I’m still floating, my mind both racing and empty of anything but the confusing memory of Beck’s kiss, so it’s no wonder that I don’t hear Dean Robin approaching until it’s too late.
Even then, it takes me a moment to fully understand what a mistake that is.
“Oh, Alex,” says the familiar, now irritating, voice. I grit my teeth and turn around to see her exiting a nearby classroom.
Nothing like the sight of her to suddenly drag me back down to earth. Was Dean Robin just sitting in there, waiting for me to pass by? I wouldn’t put it past her. Something about her, it seems to shrewd for her own good.
“Good work today,” she says, moving to stand between me and the hallway in front of me. “I didn’t know you were so skilled at lacrosse.”
“Yeah.” I shove my hands into my jacket pocket. Outside it was incredibly cold, but it’s warm in the hallway. I’m itching to get back to my dorm so I can peel off my sweaty clothing and take a shower.
Even if that means washing what remains of Beck’s kiss off of me?
I force that thought away. I have a very different problem here in front of me that I need to face. From the look on Dean Robin’s face, she doesn’t plan on letting me slip away until she’s said what she came here to say.
“Would you mind stepping in here for a moment?” She indicates the classroom behind her.
“I’ve got somewhere to be,” I tell her, thinking it’s at least worth a shot.
She looks at me a little doubtfully. “I just need to talk to you about your medical records.”
My stomach drops. Of course it’s this. So far, I’ve been able to give the front office enough of a run around that they eventually stopped asking for them.
I’d hoped that I’d been forgotten … but no such luck it seems.

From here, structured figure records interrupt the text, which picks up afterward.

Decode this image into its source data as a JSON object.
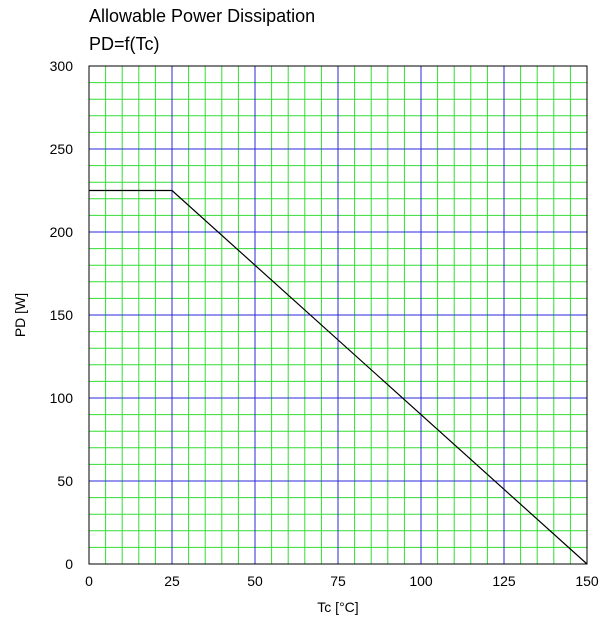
{
  "chart_data": {
    "type": "line",
    "title": "Allowable Power Dissipation",
    "subtitle": "PD=f(Tc)",
    "xlabel": "Tc [°C]",
    "ylabel": "PD [W]",
    "xlim": [
      0,
      150
    ],
    "ylim": [
      0,
      300
    ],
    "xticks": [
      "0",
      "25",
      "50",
      "75",
      "100",
      "125",
      "150"
    ],
    "yticks": [
      "0",
      "50",
      "100",
      "150",
      "200",
      "250",
      "300"
    ],
    "grid": true,
    "colors": {
      "minor_grid": "#33dd33",
      "major_grid": "#2a2ad8",
      "line": "#000000"
    },
    "series": [
      {
        "x": [
          0,
          25,
          150
        ],
        "y": [
          225,
          225,
          0
        ]
      }
    ]
  }
}
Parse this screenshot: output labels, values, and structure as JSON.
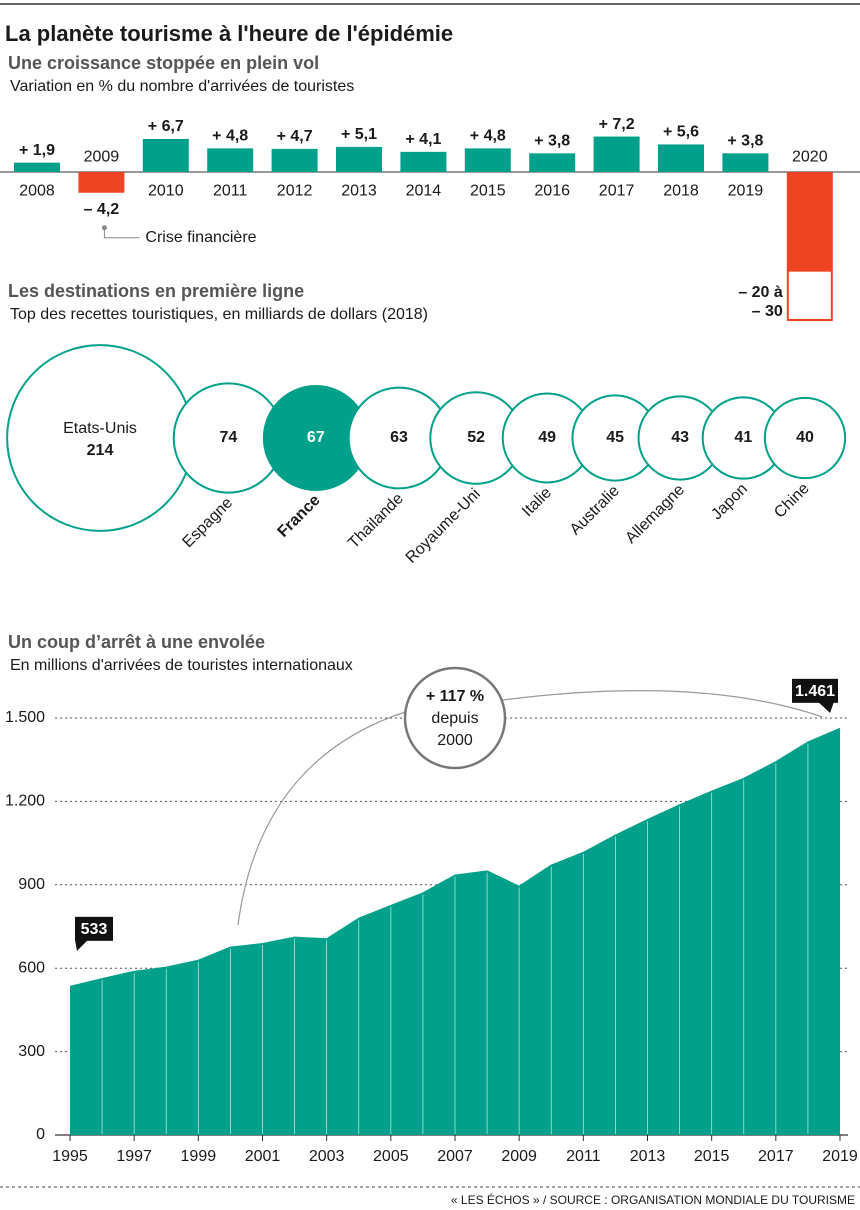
{
  "title": "La planète tourisme à l'heure de l'épidémie",
  "source": "« LES ÉCHOS » / SOURCE : ORGANISATION MONDIALE DU TOURISME",
  "chart_data": [
    {
      "type": "bar",
      "title": "Une croissance stoppée en plein vol",
      "subtitle": "Variation en % du nombre d'arrivées de touristes",
      "categories": [
        "2008",
        "2009",
        "2010",
        "2011",
        "2012",
        "2013",
        "2014",
        "2015",
        "2016",
        "2017",
        "2018",
        "2019",
        "2020"
      ],
      "values": [
        1.9,
        -4.2,
        6.7,
        4.8,
        4.7,
        5.1,
        4.1,
        4.8,
        3.8,
        7.2,
        5.6,
        3.8,
        -20
      ],
      "range_to": [
        null,
        null,
        null,
        null,
        null,
        null,
        null,
        null,
        null,
        null,
        null,
        null,
        -30
      ],
      "value_labels": [
        "+ 1,9",
        "– 4,2",
        "+ 6,7",
        "+ 4,8",
        "+ 4,7",
        "+ 5,1",
        "+ 4,1",
        "+ 4,8",
        "+ 3,8",
        "+ 7,2",
        "+ 5,6",
        "+ 3,8",
        "– 20 à – 30"
      ],
      "annotation": "Crise financière",
      "ylim": [
        -30,
        8
      ],
      "color": "#00a08a",
      "negative_color": "#ee4423"
    },
    {
      "type": "bubble",
      "title": "Les destinations en première ligne",
      "subtitle": "Top des recettes touristiques, en milliards de dollars (2018)",
      "categories": [
        "Etats-Unis",
        "Espagne",
        "France",
        "Thailande",
        "Royaume-Uni",
        "Italie",
        "Australie",
        "Allemagne",
        "Japon",
        "Chine"
      ],
      "values": [
        214,
        74,
        67,
        63,
        52,
        49,
        45,
        43,
        41,
        40
      ],
      "colors": [
        "#ffffff",
        "#ffffff",
        "#00a08a",
        "#ffffff",
        "#ffffff",
        "#ffffff",
        "#ffffff",
        "#ffffff",
        "#ffffff",
        "#ffffff"
      ],
      "stroke": "#00a08a"
    },
    {
      "type": "area",
      "title": "Un coup d’arrêt à une envolée",
      "subtitle": "En millions d'arrivées de touristes internationaux",
      "x": [
        1995,
        1996,
        1997,
        1998,
        1999,
        2000,
        2001,
        2002,
        2003,
        2004,
        2005,
        2006,
        2007,
        2008,
        2009,
        2010,
        2011,
        2012,
        2013,
        2014,
        2015,
        2016,
        2017,
        2018,
        2019
      ],
      "values": [
        533,
        561,
        587,
        602,
        627,
        674,
        687,
        710,
        704,
        778,
        824,
        869,
        933,
        948,
        893,
        969,
        1015,
        1077,
        1133,
        1186,
        1235,
        1281,
        1341,
        1412,
        1461
      ],
      "value_labels": [
        null,
        null,
        null,
        null,
        null,
        null,
        null,
        null,
        null,
        null,
        null,
        null,
        null,
        null,
        null,
        null,
        null,
        null,
        null,
        null,
        null,
        null,
        null,
        null,
        "1.461"
      ],
      "annotation": [
        "+ 117 %",
        "depuis",
        "2000"
      ],
      "xlim": [
        1995,
        2019
      ],
      "xticks": [
        1995,
        1997,
        1999,
        2001,
        2003,
        2005,
        2007,
        2009,
        2011,
        2013,
        2015,
        2017,
        2019
      ],
      "ylim": [
        0,
        1500
      ],
      "yticks": [
        0,
        300,
        600,
        900,
        {
          "value": 1200,
          "label": "1.200"
        },
        {
          "value": 1500,
          "label": "1.500"
        }
      ],
      "grid": true,
      "color": "#00a08a"
    }
  ]
}
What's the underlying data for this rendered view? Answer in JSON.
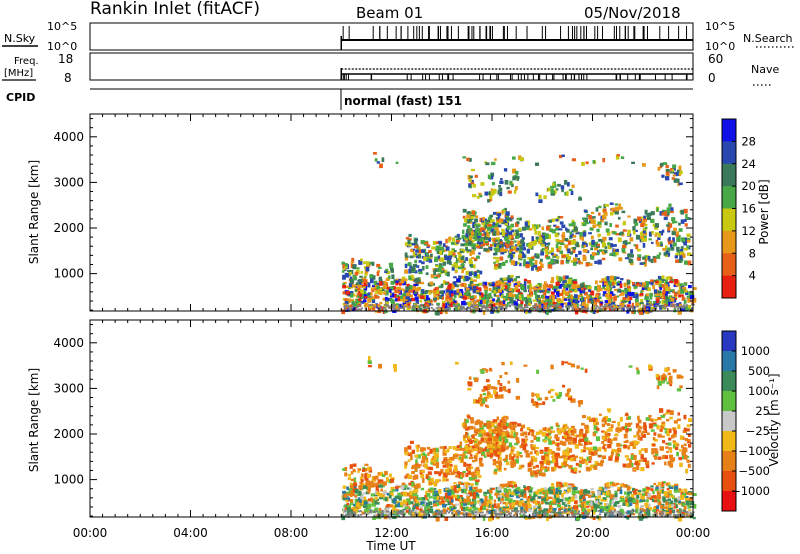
{
  "header": {
    "station": "Rankin Inlet (fitACF)",
    "beam": "Beam 01",
    "date": "05/Nov/2018"
  },
  "status": {
    "nsky_label": "N.Sky",
    "nsky_ticks": [
      "10^5",
      "10^0"
    ],
    "nsearch_label": "N.Search",
    "nsearch_ticks": [
      "10^5",
      "10^0"
    ],
    "freq_label": "Freq.",
    "freq_unit": "[MHz]",
    "freq_ticks": [
      "18",
      "8"
    ],
    "nave_label": "Nave",
    "nave_ticks": [
      "60",
      "0"
    ],
    "cpid_label": "CPID",
    "cpid_value": "normal (fast) 151"
  },
  "chart_data": [
    {
      "type": "heatmap",
      "name": "power",
      "ylabel": "Slant Range [km]",
      "yticks": [
        "1000",
        "2000",
        "3000",
        "4000"
      ],
      "ylim": [
        180,
        4500
      ],
      "xlim": [
        0,
        24
      ],
      "data_start_hour": 10,
      "colorbar": {
        "label": "Power [dB]",
        "ticks": [
          "4",
          "8",
          "12",
          "16",
          "20",
          "24",
          "28"
        ],
        "colors": [
          "#1010e8",
          "#2848b0",
          "#3a7a5a",
          "#48a848",
          "#c8c810",
          "#e89818",
          "#e86018",
          "#e82010"
        ]
      }
    },
    {
      "type": "heatmap",
      "name": "velocity",
      "ylabel": "Slant Range [km]",
      "yticks": [
        "1000",
        "2000",
        "3000",
        "4000"
      ],
      "ylim": [
        180,
        4500
      ],
      "xlim": [
        0,
        24
      ],
      "data_start_hour": 10,
      "colorbar": {
        "label": "Velocity [m s⁻¹]",
        "ticks": [
          "1000",
          "500",
          "100",
          "25",
          "−25",
          "−100",
          "−500",
          "−1000"
        ],
        "colors": [
          "#2838c0",
          "#2878a8",
          "#3a8a5a",
          "#60c040",
          "#c8c8c8",
          "#f0b818",
          "#e88018",
          "#e85010",
          "#e81010"
        ]
      }
    }
  ],
  "xaxis": {
    "ticks": [
      "00:00",
      "04:00",
      "08:00",
      "12:00",
      "16:00",
      "20:00",
      "00:00"
    ],
    "label": "Time UT"
  }
}
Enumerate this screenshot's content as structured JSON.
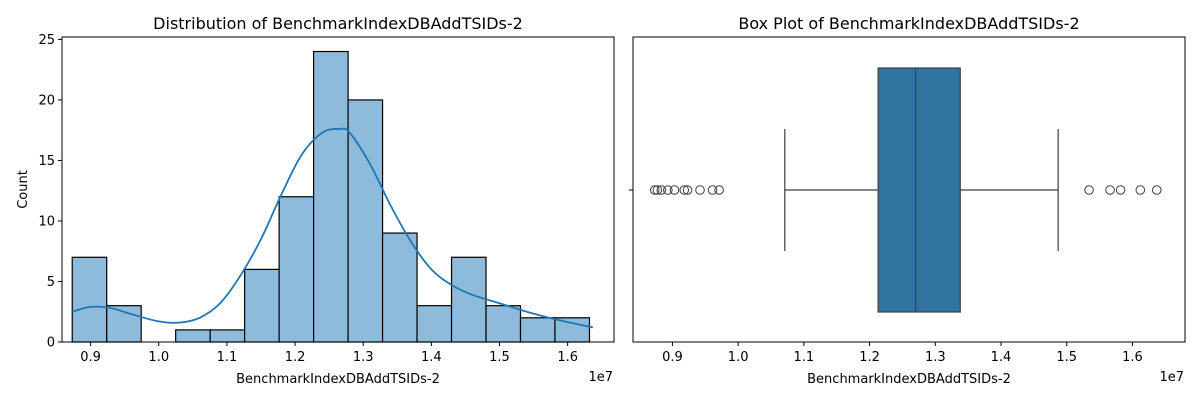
{
  "chart_data": [
    {
      "type": "bar",
      "title": "Distribution of BenchmarkIndexDBAddTSIDs-2",
      "xlabel": "BenchmarkIndexDBAddTSIDs-2",
      "ylabel": "Count",
      "x_offset_label": "1e7",
      "xlim": [
        0.858,
        1.668
      ],
      "ylim": [
        0,
        25.2
      ],
      "x_ticks": [
        0.9,
        1.0,
        1.1,
        1.2,
        1.3,
        1.4,
        1.5,
        1.6
      ],
      "x_tick_labels": [
        "0.9",
        "1.0",
        "1.1",
        "1.2",
        "1.3",
        "1.4",
        "1.5",
        "1.6"
      ],
      "y_ticks": [
        0,
        5,
        10,
        15,
        20,
        25
      ],
      "y_tick_labels": [
        "0",
        "5",
        "10",
        "15",
        "20",
        "25"
      ],
      "grid": false,
      "bin_edges": [
        0.873,
        0.9236,
        0.9742,
        1.0248,
        1.0754,
        1.126,
        1.1766,
        1.2272,
        1.2778,
        1.3284,
        1.379,
        1.4296,
        1.4802,
        1.5308,
        1.5814,
        1.632
      ],
      "values": [
        7,
        3,
        0,
        1,
        1,
        6,
        12,
        24,
        20,
        9,
        3,
        7,
        3,
        2,
        2
      ],
      "bar_color": "#8ebadb",
      "kde": {
        "color": "#1f77b4",
        "x": [
          0.873,
          0.9,
          0.93,
          0.96,
          1.0,
          1.03,
          1.06,
          1.09,
          1.12,
          1.15,
          1.18,
          1.21,
          1.24,
          1.265,
          1.28,
          1.31,
          1.34,
          1.37,
          1.4,
          1.43,
          1.46,
          1.5,
          1.54,
          1.58,
          1.637
        ],
        "y": [
          2.5,
          2.9,
          2.8,
          2.3,
          1.7,
          1.6,
          2.0,
          3.2,
          5.5,
          8.5,
          12.2,
          15.5,
          17.3,
          17.6,
          17.3,
          14.7,
          11.3,
          8.3,
          6.0,
          4.7,
          3.9,
          3.2,
          2.5,
          1.9,
          1.2
        ]
      }
    },
    {
      "type": "box",
      "title": "Box Plot of BenchmarkIndexDBAddTSIDs-2",
      "xlabel": "BenchmarkIndexDBAddTSIDs-2",
      "x_offset_label": "1e7",
      "xlim": [
        0.84,
        1.68
      ],
      "x_ticks": [
        0.9,
        1.0,
        1.1,
        1.2,
        1.3,
        1.4,
        1.5,
        1.6
      ],
      "x_tick_labels": [
        "0.9",
        "1.0",
        "1.1",
        "1.2",
        "1.3",
        "1.4",
        "1.5",
        "1.6"
      ],
      "box_color": "#3274a1",
      "whisker_low": 1.071,
      "q1": 1.213,
      "median": 1.27,
      "q3": 1.338,
      "whisker_high": 1.487,
      "outliers": [
        0.873,
        0.877,
        0.883,
        0.893,
        0.903,
        0.918,
        0.923,
        0.942,
        0.961,
        0.971,
        1.534,
        1.566,
        1.582,
        1.612,
        1.637
      ]
    }
  ]
}
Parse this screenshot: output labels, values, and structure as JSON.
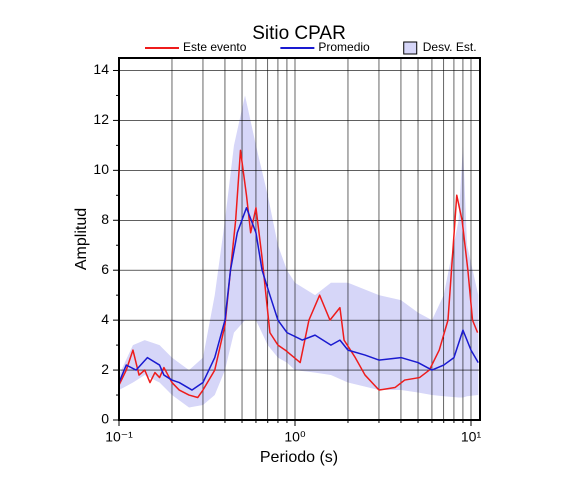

“We still need them,” the dean continues. “It’s important.”
“Why? I can just get tested for mono. I’m not kissing anybody, so I’m not gonna spread it.” Actually, I just got back from kissing someone, didn’t I? Not that I’m about to tell her that.
“Oh, come now. A young … man … such as yourself?” She pauses too long on that word, man. It leaves me unsettled, as it’s meant to. “Surely there’s plenty of other—of girls you’d be kissing.”
My ears burn. She’s dropping too many hints for my liking. I frown slightly, shifting on my feet as I try to look for some escape from this.
“I’m sorry, I guess I’m just a little confused about why you’re asking about this,” I say.